I love Portland, history, design and transportation and your site hits them all.
Thanks for the research and drawing these lines!
The lines you traced helped inform a short video I made on Portland’s rail transit history.
Great job! I’ve been working on placing the long-gone lines for the last year, but I guess I don’t need to now. I started noticing the remnants of them when looking at google maps Satellite and Terrain views. I’m amazed at how much more rail was on the ground 100 years ago than there is now.
This is great. I’m trying to find out more about the alignment in St Johns. This is helpful!
Thank you for all the information. I find it interesting to compare your map to the Washington County property map ( http://gisims.co.washington.or.us/InterMap/theDetails.cfm?x_coord=7625114.45505250&y_coord=663758.67979002&theAddress=7030%20SW%20GARDEN%20HOME%20RD.%20PORTLAND%20OR,%2097223&TLNO=1S124DC00200&Account=R219926&GoNav=2 ) and understand why there are a lot of strange diagonal property lines it the area from Garden Home down towards Metzger.
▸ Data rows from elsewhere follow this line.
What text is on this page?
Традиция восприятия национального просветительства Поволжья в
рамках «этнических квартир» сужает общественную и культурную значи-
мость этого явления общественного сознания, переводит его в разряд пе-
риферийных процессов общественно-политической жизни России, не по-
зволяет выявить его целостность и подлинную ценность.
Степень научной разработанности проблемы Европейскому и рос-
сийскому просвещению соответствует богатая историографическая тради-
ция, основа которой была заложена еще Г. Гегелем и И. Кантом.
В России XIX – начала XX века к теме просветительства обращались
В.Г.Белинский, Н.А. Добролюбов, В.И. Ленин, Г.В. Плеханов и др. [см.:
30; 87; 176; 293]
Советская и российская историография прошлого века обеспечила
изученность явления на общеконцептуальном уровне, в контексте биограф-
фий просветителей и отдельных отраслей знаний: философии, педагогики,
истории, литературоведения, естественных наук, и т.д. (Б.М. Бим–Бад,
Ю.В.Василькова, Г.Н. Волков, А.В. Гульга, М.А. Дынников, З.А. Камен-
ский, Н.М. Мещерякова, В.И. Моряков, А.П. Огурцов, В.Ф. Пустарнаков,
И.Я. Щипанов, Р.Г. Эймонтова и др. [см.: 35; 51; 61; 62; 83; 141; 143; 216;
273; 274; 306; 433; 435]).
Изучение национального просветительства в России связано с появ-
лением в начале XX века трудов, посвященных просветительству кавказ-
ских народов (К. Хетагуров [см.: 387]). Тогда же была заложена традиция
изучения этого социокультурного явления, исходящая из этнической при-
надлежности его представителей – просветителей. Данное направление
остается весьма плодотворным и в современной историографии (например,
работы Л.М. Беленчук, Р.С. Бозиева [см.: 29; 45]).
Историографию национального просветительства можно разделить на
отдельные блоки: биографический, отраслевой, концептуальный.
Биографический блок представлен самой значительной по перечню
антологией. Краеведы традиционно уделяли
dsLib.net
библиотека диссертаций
I came across this shapefile from the City of Portland. The metadata indicates it is from an unknown source, but otherwise it looks like the best detail I’ve seen yet on the streetcar tracks throughout the city. If you zoom in close enough you can see which segments were single or double-tracked, and get a better sense of which segments are connected with wye tracks. Note that it is repurposed from a CAD layer, so there are some extraneous features. I found that filtering to TrolleyType 13 produces the correct features.
https://gis-pdx.opendata.arcgis.com/datasets/historic-trolley-routes
What an amazing find! For the most part it correlates with my own research, though with extra levels of detail. Note that you can export the data as a KML file and open it in Google Earth for easier viewing.
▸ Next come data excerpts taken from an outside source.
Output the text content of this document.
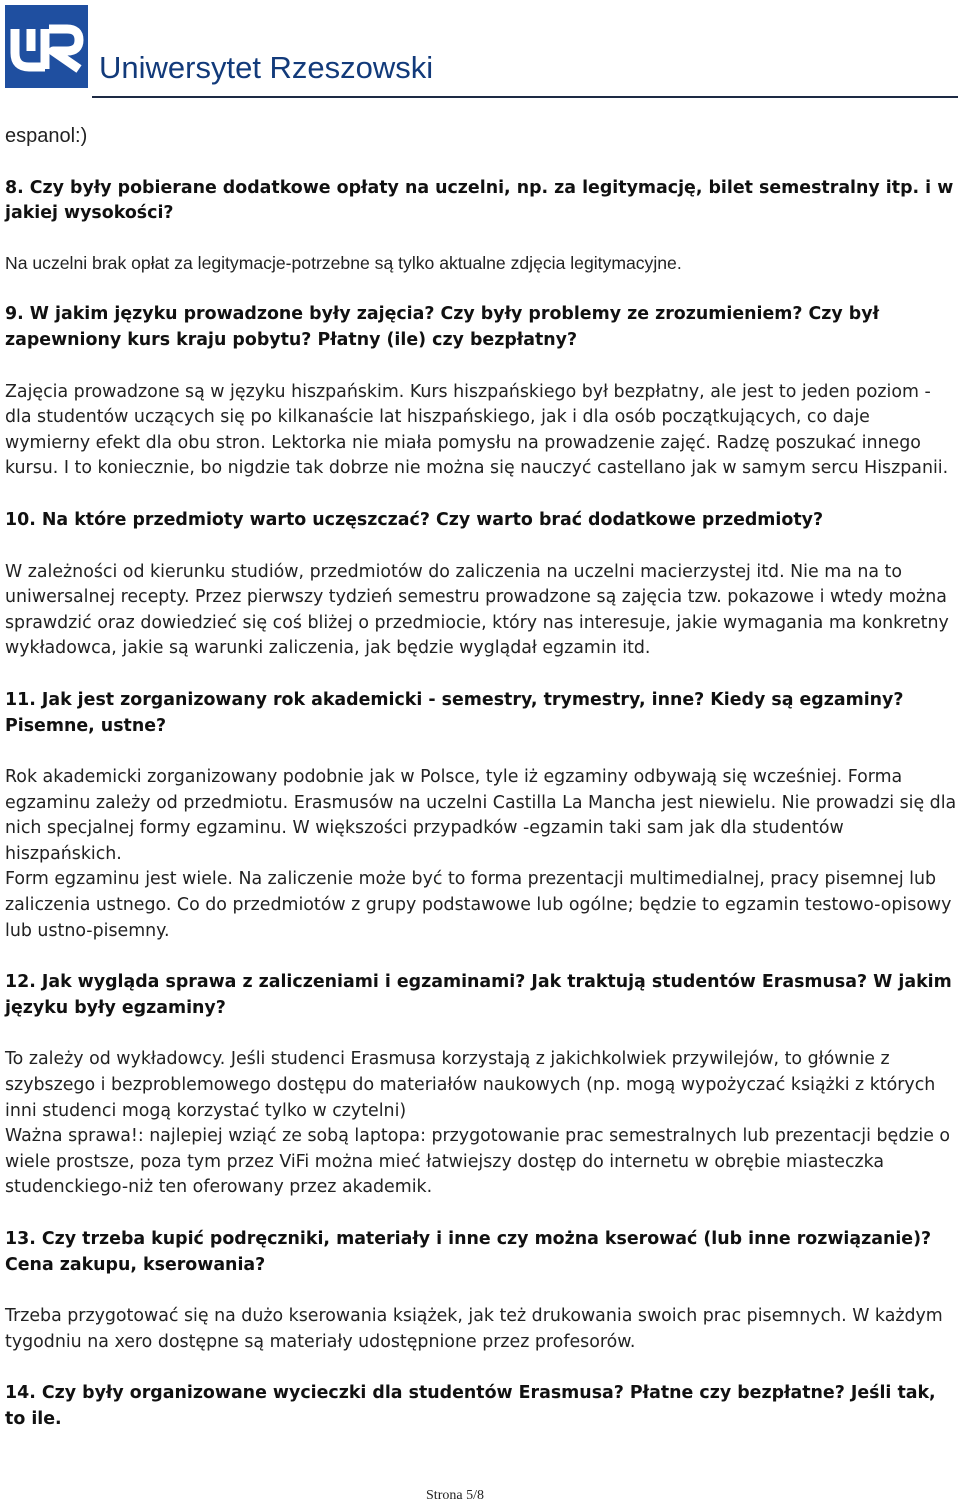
Uniwersytet Rzeszowski

espanol:)

8. Czy były pobierane dodatkowe opłaty na uczelni, np. za legitymację, bilet semestralny itp. i w jakiej wysokości?

Na uczelni brak opłat za legitymacje-potrzebne są tylko aktualne zdjęcia legitymacyjne.

9. W jakim języku prowadzone były zajęcia? Czy były problemy ze zrozumieniem? Czy był zapewniony kurs kraju pobytu? Płatny (ile) czy bezpłatny?

Zajęcia prowadzone są w języku hiszpańskim. Kurs hiszpańskiego był bezpłatny, ale jest to jeden poziom - dla studentów uczących się po kilkanaście lat hiszpańskiego, jak i dla osób początkujących, co daje wymierny efekt dla obu stron. Lektorka nie miała pomysłu na prowadzenie zajęć. Radzę poszukać innego kursu. I to koniecznie, bo nigdzie tak dobrze nie można się nauczyć castellano jak w samym sercu Hiszpanii.

10. Na które przedmioty warto uczęszczać? Czy warto brać dodatkowe przedmioty?

W zależności od kierunku studiów, przedmiotów do zaliczenia na uczelni macierzystej itd. Nie ma na to uniwersalnej recepty. Przez pierwszy tydzień semestru prowadzone są zajęcia tzw. pokazowe i wtedy można sprawdzić oraz dowiedzieć się coś bliżej o przedmiocie, który nas interesuje, jakie wymagania ma konkretny wykładowca, jakie są warunki zaliczenia, jak będzie wyglądał egzamin itd.

11. Jak jest zorganizowany rok akademicki - semestry, trymestry, inne? Kiedy są egzaminy? Pisemne, ustne?

Rok akademicki zorganizowany podobnie jak w Polsce, tyle iż egzaminy odbywają się wcześniej. Forma egzaminu zależy od przedmiotu. Erasmusów na uczelni Castilla La Mancha jest niewielu. Nie prowadzi się dla nich specjalnej formy egzaminu. W większości przypadków -egzamin taki sam jak dla studentów hiszpańskich.

Form egzaminu jest wiele. Na zaliczenie może być to forma prezentacji multimedialnej, pracy pisemnej lub zaliczenia ustnego. Co do przedmiotów z grupy podstawowe lub ogólne; będzie to egzamin testowo-opisowy lub ustno-pisemny.

12. Jak wygląda sprawa z zaliczeniami i egzaminami? Jak traktują studentów Erasmusa? W jakim języku były egzaminy?

To zależy od wykładowcy. Jeśli studenci Erasmusa korzystają z jakichkolwiek przywilejów, to głównie z szybszego i bezproblemowego dostępu do materiałów naukowych (np. mogą wypożyczać książki z których inni studenci mogą korzystać tylko w czytelni)

Ważna sprawa!: najlepiej wziąć ze sobą laptopa: przygotowanie prac semestralnych lub prezentacji będzie o wiele prostsze, poza tym przez ViFi można mieć łatwiejszy dostęp do internetu w obrębie miasteczka studenckiego-niż ten oferowany przez akademik.

13. Czy trzeba kupić podręczniki, materiały i inne czy można kserować (lub inne rozwiązanie)? Cena zakupu, kserowania?

Trzeba przygotować się na dużo kserowania książek, jak też drukowania swoich prac pisemnych. W każdym tygodniu na xero dostępne są materiały udostępnione przez profesorów.

14. Czy były organizowane wycieczki dla studentów Erasmusa? Płatne czy bezpłatne? Jeśli tak, to ile.

Strona 5/8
Even though I live on NW Pettygrove and walk it several times a week on my Covid walks, I didn’t notice the tracks (“Westover Line”) until today. So of course I had to find out about them. I love your map pin and comment about the end of the street following the old right-of-way: that’s something I wondered about every time I head for the stair.
I noticed there’s some really obvious buried track at the far end of the Woodstock end of the Mount Scott line, by the Lents substation – I ought to take a photograph or two next time I’m in the area and send it in
Hi Cameron. What would the scale of miles be for your 1915 PRL&P map be? I’ve been trying to compute line lengths.
Hi Richard – I’m not sure I’d be trying to get accurate line lengths off that map: it’s somewhat diagrammatic and cheats a little in certain places, especially downtown where I leave out a lot of streets that don’t have streetcars running on them for clarity.
Hi Cameron. Thank you for your extensive research and efforts pulling this together. Great work.
One note I can add: the ca.1925 photo of the three-car Red Electric that you currently have pinned at Little Hells Canyon on Rex Hill was taken further to the west on the downslope into Springbrook. The photo is looking southwest towards Newberg from roughly 45.318007, -122.919498. Historic aerial images show that the trestle depicted at this curve was replaced with a fill between 1960 and 1970. The Pacific Highway (99W) is visible in top left of the photo, near the present-day Providence Hospital. Furthermore, the farmhouse on the photo’s left side still exists (30295 OR-99W) and the barn at the top center is currently used by Wolves & People Brewery.